Je ne crois pas que le boucher ait nécéssairement été un individu fruste,
grossier et violent. Je ne crois pas que Rech Lakish ait eu une phase de vie
comme chef d’une troupe de brigands (ou gladiateur selon certaines sources)
parce qu’il était un individu agressif et violent.
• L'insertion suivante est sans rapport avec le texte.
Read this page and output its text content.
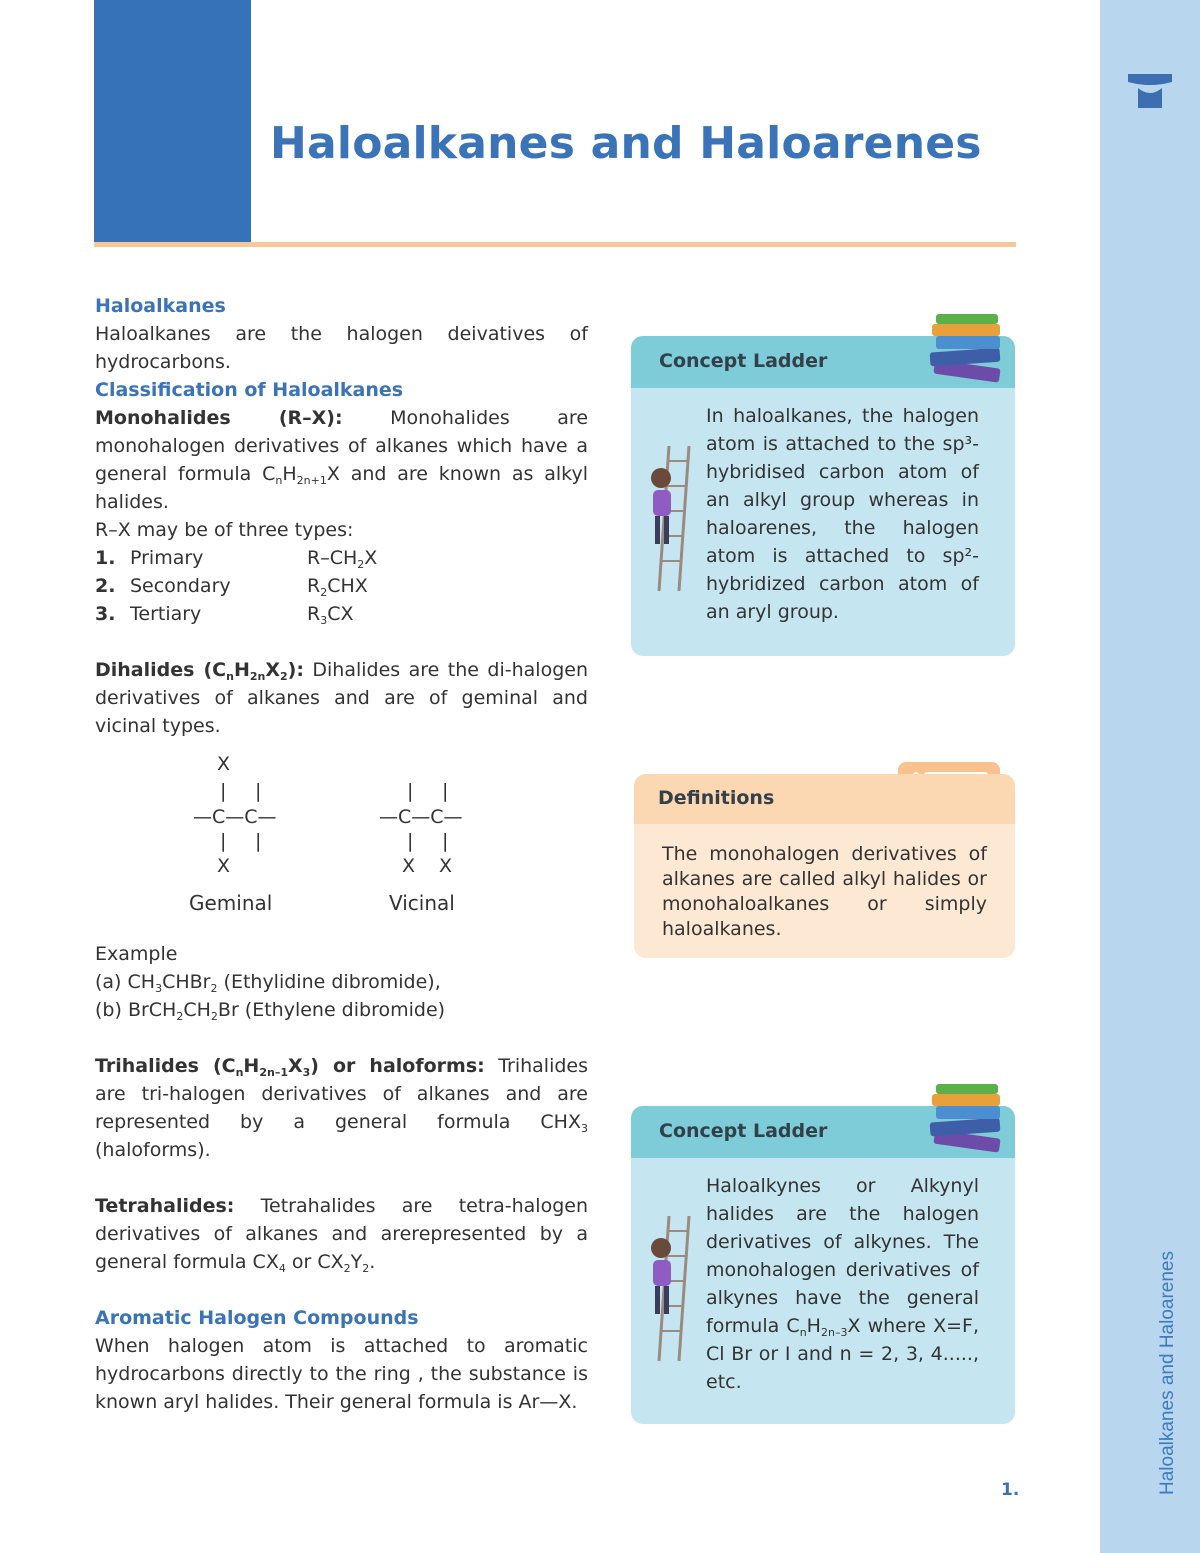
Haloalkanes and Haloarenes
Haloalkanes and Haloarenes

Haloalkanes

Haloalkanes are the halogen deivatives of hydrocarbons.

Classification of Haloalkanes

Monohalides (R–X):	Monohalides are monohalogen derivatives of alkanes which have a general formula $C_nH_{2n+1}X$ and are known as alkyl halides.

R–X may be of three types:

1. Primary	$R-CH_2X$
2. Secondary	$R_2CHX$
3. Tertiary	$R_3CX$

Dihalides $(C_nH_{2n}X_2)$: Dihalides are the di-halogen derivatives of alkanes and are of geminal and vicinal types.

X
| |
—C—C—
| |
X
Geminal
| |
—C—C—
| |
X X
Vicinal

Example

(a) $CH_3CHBr_2$ (Ethylidine dibromide),

(b) $BrCH_2CH_2Br$ (Ethylene dibromide)

Trihalides $(C_nH_{2n-1}X_3)$ or haloforms: Trihalides are tri-halogen derivatives of alkanes and are represented by a general formula $CHX_3$ (haloforms).

Tetrahalides: Tetrahalides are tetra-halogen derivatives of alkanes and arerepresented by a general formula $CX_4$ or $CX_2Y_2$.

Aromatic Halogen Compounds

When halogen atom is attached to aromatic hydrocarbons directly to the ring , the substance is known aryl halides. Their general formula is Ar—X.

Concept Ladder
In haloalkanes, the halogen atom is attached to the sp³-hybridised carbon atom of an alkyl group whereas in haloarenes, the halogen atom is attached to sp²-hybridized carbon atom of an aryl group.
Definitions
The monohalogen derivatives of alkanes are called alkyl halides or monohaloalkanes or simply haloalkanes.
Concept Ladder
Haloalkynes or Alkynyl halides are the halogen derivatives of alkynes. The monohalogen derivatives of alkynes have the general formula $C_nH_{2n-3}X$ where X=F, Cl Br or I and n = 2, 3, 4....., etc.
1.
Le dénominateur commun des deux histoires est la meurtrissure, ou encore la
douleur.
Le talmud nous montre le boucher bel et bien occupé à frapper au marteau sur
une tête de bétail, ce qui n’est pas un travail d’horloger, mais c’est
peut-être surtout pour illustrer combien il ne lève pas sa propre tête à
l’intention d’autrui. Pas parce qu’il est un individu indisponible et fermé de
nature. Parce qu’il est un individu blessé. Blessé par Rav peut-être ou blessé
par une succession de situations dont Rav n’ait été que la goutte d’eau qui fit
déborder le vase. Blessé depuis l’enfance, de blessure qui conduit l’individu
à….différentes attitudes selon les cas. Certains deviendront des individus avec
la tête rentrée dans les épaules comme peut-être ce boucher, d’autres
deviendront durs, des « qui s’y frotte s’y pique », d’autres
développeront de plus subtiles stratégies, c’est l’éventail quasi illimité de
la phénoménologie de la blessure narcissique, de la blessure relationnelle qui
a porté atteinte à l’image de soi, et a conduit l’individu blessé à
« réagir », à se prémunir, à ne plus se laisser humilier.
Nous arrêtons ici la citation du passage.